This article discusses possible neuropsychological mechanisms involved in self-talk, as well as its effect on emotional adaptation and experience in general.
An overweight woman has tried every diet conceivable with no lasting results. She finds herself adopting a simple stimulus-response approach to eating, to wit: whenever she is bored, she eats, whenever she is sad, she eats, whenever she is anxious she eats – and of course at meal time she overeats due to the need to manage the anxiety and frustration caused by her inability to control her eating. On one particular morning she is about to indulge in her third coffee roll, but then a sudden impulse crops up. She stops reaching for the roll and says to herself, “I’m not hungry, why the heck am I eating?” She finds that her appetite is diminished momentarily so she continues to cue herself in that way, with frequent overt “ self-lectures” and finds she can control her appetite more consistently.

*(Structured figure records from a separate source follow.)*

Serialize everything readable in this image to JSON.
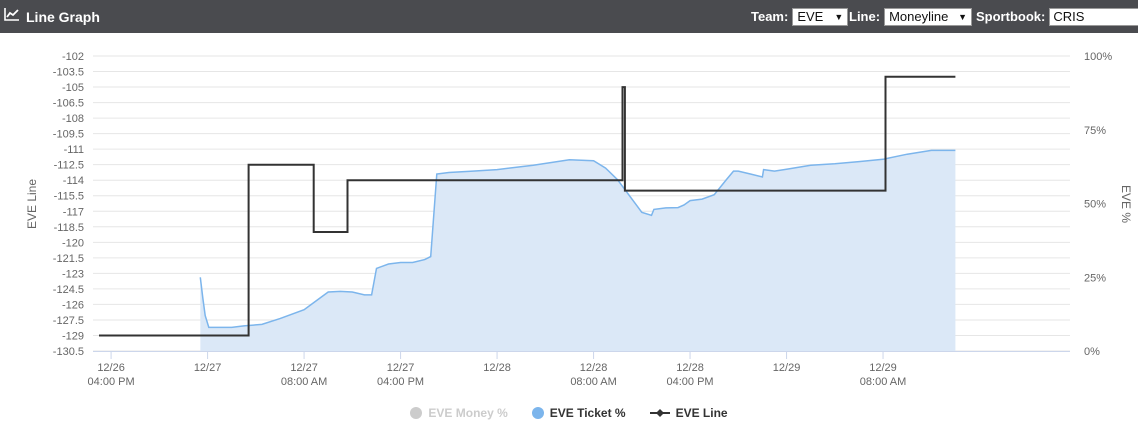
{
  "header": {
    "title": "Line Graph",
    "team_label": "Team:",
    "team_value": "EVE",
    "line_label": "Line:",
    "line_value": "Moneyline",
    "sportsbook_label": "Sportbook:",
    "sportsbook_value": "CRIS"
  },
  "colors": {
    "header_bg": "#4a4b4f",
    "line": "#333333",
    "ticket": "#7cb5ec",
    "ticket_fill": "#dbe8f7",
    "money_hidden": "#cccccc"
  },
  "chart_data": {
    "type": "line",
    "y_left_label": "EVE Line",
    "y_right_label": "EVE %",
    "y_left_range": [
      -130.5,
      -102
    ],
    "y_left_ticks": [
      "-102",
      "-103.5",
      "-105",
      "-106.5",
      "-108",
      "-109.5",
      "-111",
      "-112.5",
      "-114",
      "-115.5",
      "-117",
      "-118.5",
      "-120",
      "-121.5",
      "-123",
      "-124.5",
      "-126",
      "-127.5",
      "-129",
      "-130.5"
    ],
    "y_right_range": [
      0,
      100
    ],
    "y_right_ticks": [
      "100%",
      "75%",
      "50%",
      "25%",
      "0%"
    ],
    "x_range": [
      -1.5,
      79.5
    ],
    "x_ticks": [
      {
        "x": 0,
        "line1": "12/26",
        "line2": "04:00 PM"
      },
      {
        "x": 8,
        "line1": "12/27",
        "line2": ""
      },
      {
        "x": 16,
        "line1": "12/27",
        "line2": "08:00 AM"
      },
      {
        "x": 24,
        "line1": "12/27",
        "line2": "04:00 PM"
      },
      {
        "x": 32,
        "line1": "12/28",
        "line2": ""
      },
      {
        "x": 40,
        "line1": "12/28",
        "line2": "08:00 AM"
      },
      {
        "x": 48,
        "line1": "12/28",
        "line2": "04:00 PM"
      },
      {
        "x": 56,
        "line1": "12/29",
        "line2": ""
      },
      {
        "x": 64,
        "line1": "12/29",
        "line2": "08:00 AM"
      }
    ],
    "grid": true,
    "legend_position": "bottom",
    "series": [
      {
        "name": "EVE Money %",
        "visible": false,
        "points": []
      },
      {
        "name": "EVE Ticket %",
        "type": "area",
        "axis": "right",
        "points": [
          [
            7.4,
            25
          ],
          [
            7.6,
            18
          ],
          [
            7.8,
            12
          ],
          [
            8.1,
            8
          ],
          [
            9,
            8
          ],
          [
            10,
            8
          ],
          [
            11,
            8.5
          ],
          [
            12.5,
            9
          ],
          [
            14,
            11
          ],
          [
            16,
            14
          ],
          [
            17,
            17
          ],
          [
            18,
            20
          ],
          [
            19,
            20.2
          ],
          [
            20,
            20
          ],
          [
            21,
            19
          ],
          [
            21.6,
            19
          ],
          [
            22,
            28
          ],
          [
            23,
            29.5
          ],
          [
            24,
            30
          ],
          [
            25,
            30
          ],
          [
            26,
            31
          ],
          [
            26.5,
            32
          ],
          [
            27,
            60
          ],
          [
            28,
            60.5
          ],
          [
            30,
            61
          ],
          [
            32,
            61.5
          ],
          [
            35,
            63
          ],
          [
            38,
            64.8
          ],
          [
            40,
            64.5
          ],
          [
            41,
            62
          ],
          [
            42,
            58
          ],
          [
            44,
            47
          ],
          [
            44.8,
            46
          ],
          [
            45,
            48
          ],
          [
            46,
            48.5
          ],
          [
            47,
            48.6
          ],
          [
            47.5,
            49.5
          ],
          [
            48,
            51
          ],
          [
            49,
            51.5
          ],
          [
            50,
            53
          ],
          [
            51,
            58
          ],
          [
            51.6,
            61
          ],
          [
            52,
            61
          ],
          [
            53,
            60
          ],
          [
            54,
            59
          ],
          [
            54.1,
            61.5
          ],
          [
            55,
            61
          ],
          [
            56,
            61.6
          ],
          [
            58,
            63
          ],
          [
            60,
            63.5
          ],
          [
            62,
            64.2
          ],
          [
            64,
            65
          ],
          [
            66,
            66.7
          ],
          [
            68,
            68
          ],
          [
            70,
            68
          ]
        ]
      },
      {
        "name": "EVE Line",
        "type": "step",
        "axis": "left",
        "points": [
          [
            -1,
            -129
          ],
          [
            11.4,
            -129
          ],
          [
            11.4,
            -112.5
          ],
          [
            16.8,
            -112.5
          ],
          [
            16.8,
            -119
          ],
          [
            19.6,
            -119
          ],
          [
            19.6,
            -114
          ],
          [
            42.4,
            -114
          ],
          [
            42.4,
            -105
          ],
          [
            42.6,
            -105
          ],
          [
            42.6,
            -115
          ],
          [
            64.2,
            -115
          ],
          [
            64.2,
            -104
          ],
          [
            70,
            -104
          ]
        ]
      }
    ]
  }
}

A man with insomnia finds himself tossing and turning in the wee hours of them morning. He rolls to one side then another then summons a relaxing thought. An ocean scene. Yet he still cannot get to sleep. It seems each time he invokes a sleep-inducing mechanism it reminds him of the fact that he has insomnia. Else why think about oceans in the first place? He is caught in a trap. Any attempt to ameliorate his sleep problem reinforces the notion that he has a sleep problem. It is a vicious cycle and he becomes frustrated Then one evening, in a modest burst of anger he rises, looks at himself in the mirror and says: ”This whole sleeping thing is a real pain. I’m sick of worrying about it. So what if I don’t sleep?” At that point he experiences a wave of comfort, finds himself unexpectedly calm. His insomnia is relegated for the moment to an inconvenience rather than a matter of life and death. The next night he has another self-conversation, then another the next night, and a week later he finds his sleep patterns improving.